- Location: Fulton County, Illinois
- Nearest city: Canton, Illinois
- Area: 1,961 acres (7.94 km^{2})
- Established: 2001
- Governing body: Illinois Department of Natural Resources

= Double T State Fish and Wildlife Area =

State Fish and Wildlife Area in Fulton County, Illinois

Double T State Fish and Wildlife Area, also known as the Double 'T' Goose Management Area, is a 1961 acre State of Illinois recreation area. It is located within Fulton County, and is administered by the Illinois Department of Natural Resources (IDNR). The nearest large town is Canton, Illinois.

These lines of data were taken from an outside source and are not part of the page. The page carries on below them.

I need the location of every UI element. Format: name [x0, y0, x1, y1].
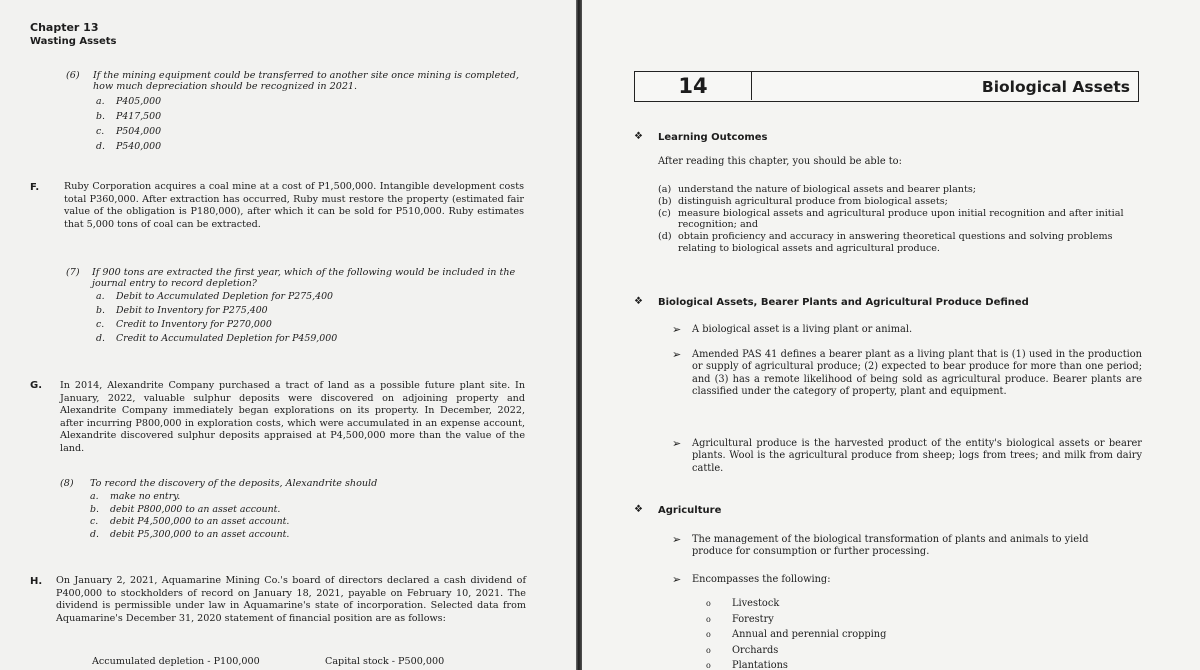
- option: a. make no entry.: [90, 491, 181, 502]
- arrow-bullet-icon: ➢: [672, 323, 682, 336]
- data-item: Accumulated depletion - P100,000: [92, 656, 260, 667]
- chapter-number: 14: [635, 72, 752, 100]
- list-item: (c) measure biological assets and agricultural produce upon initial recognition and after initial recognition; and: [658, 207, 1124, 231]
- list-item: o Forestry: [706, 612, 1006, 628]
- section-intro: After reading this chapter, you should be able to:: [658, 156, 902, 167]
- question-number: (6): [66, 70, 80, 81]
- option: b. debit P800,000 to an asset account.: [90, 503, 281, 515]
- circle-bullet-icon: o: [706, 645, 711, 655]
- problem-text: In 2014, Alexandrite Company purchased a tract of land as a possible future plant site. In January, 2022, valuable sulphur deposits were discovered on adjoining property and Alexandrite Company immediately began explorations on its property. In December, 2022, after incurring P800,000 in exploration costs, which were accumulated in an expense account, Alexandrite discovered sulphur deposits appraised at P4,500,000 more than the value of the land.: [60, 380, 525, 454]
- option: c. debit P4,500,000 to an asset account.: [90, 516, 290, 527]
- list-item: (b) distinguish agricultural produce from biological assets;: [658, 195, 948, 207]
- diamond-bullet-icon: ❖: [634, 504, 643, 515]
- section-heading: Biological Assets, Bearer Plants and Agricultural Produce Defined: [658, 297, 1029, 308]
- section-heading: Learning Outcomes: [658, 132, 768, 143]
- diamond-bullet-icon: ❖: [634, 296, 643, 307]
- option: a. P405,000: [96, 96, 162, 107]
- problem-text: On January 2, 2021, Aquamarine Mining Co.'s board of directors declared a cash dividend of P400,000 to stockholders of record on January 18, 2021, payable on February 10, 2021. The dividend is permissible under law in Aquamarine's state of incorporation. Selected data from Aquamarine's December 31, 2020 statement of financial position are as follows:: [56, 575, 526, 624]
- agriculture-item: The management of the biological transformation of plants and animals to yield produce for consumption or further processing.: [692, 534, 1089, 558]
- arrow-bullet-icon: ➢: [672, 573, 682, 586]
- list-item: o Annual and perennial cropping: [706, 627, 1006, 643]
- option: d. P540,000: [96, 141, 162, 152]
- option: d. debit P5,300,000 to an asset account.: [90, 528, 290, 540]
- problem-letter: H.: [30, 576, 43, 587]
- options-list: [96, 290, 426, 346]
- circle-bullet-icon: o: [706, 630, 711, 639]
- agriculture-item: Encompasses the following:: [692, 574, 831, 585]
- list-item: (a) understand the nature of biological assets and bearer plants;: [658, 184, 976, 195]
- list-item: o Orchards: [706, 643, 1006, 659]
- list-item: o Plantations: [706, 658, 1006, 670]
- diamond-bullet-icon: ❖: [634, 131, 643, 142]
- option: c. P504,000: [96, 126, 162, 137]
- definition-item: A biological asset is a living plant or animal.: [692, 324, 913, 335]
- right-page: [582, 0, 1200, 670]
- option: b. P417,500: [96, 111, 162, 122]
- circle-bullet-icon: o: [706, 614, 711, 624]
- encompasses-list: [706, 596, 1006, 670]
- problem-letter: G.: [30, 380, 43, 391]
- option: a. Debit to Accumulated Depletion for P275,400: [96, 291, 334, 302]
- question-number: (8): [60, 478, 74, 489]
- option: b. Debit to Inventory for P275,400: [96, 305, 268, 316]
- data-item: Capital stock - P500,000: [325, 656, 445, 667]
- question-text: To record the discovery of the deposits, Alexandrite should: [90, 478, 378, 489]
- options-list: [90, 491, 390, 541]
- problem-letter: F.: [30, 182, 40, 193]
- list-item: (d) obtain proficiency and accuracy in answering theoretical questions and solving problems relating to biological assets and agricultural produce.: [658, 231, 1113, 254]
- option: c. Credit to Inventory for P270,000: [96, 319, 272, 330]
- chapter-subtitle: Wasting Assets: [30, 36, 117, 47]
- definition-item: Agricultural produce is the harvested product of the entity's biological assets or bearer plants. Wool is the agricultural produce from sheep; logs from trees; and milk from dairy cattle.: [692, 438, 1142, 474]
- chapter-label: Chapter 13: [30, 21, 99, 34]
- option: d. Credit to Accumulated Depletion for P459,000: [96, 333, 338, 344]
- list-item: o Livestock: [706, 596, 1006, 612]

==History and current use==
Double T State Fish and Wildlife Area is undergoing remediation as land that was strip mined for coal. The State of Illinois acquired the land making up this wildlife site in September 2001. The IDNR states that the area is being targeted for restoration activities and enhancement of wildlife habitat. The park as a whole is managed for hunting, with ducks, geese, and mourning doves featured.

Within the Wildlife Area is Double T Lake, a 64 acre lake managed for fishing. The lake, which formed inside a 1983 strip-mine excavation, is fished for largemouth bass. The lake also contains carp and gizzard shad. The geographic shape of the lake, a double-T or π pi shape, gave its name to both the lake and the overall Wildlife Area.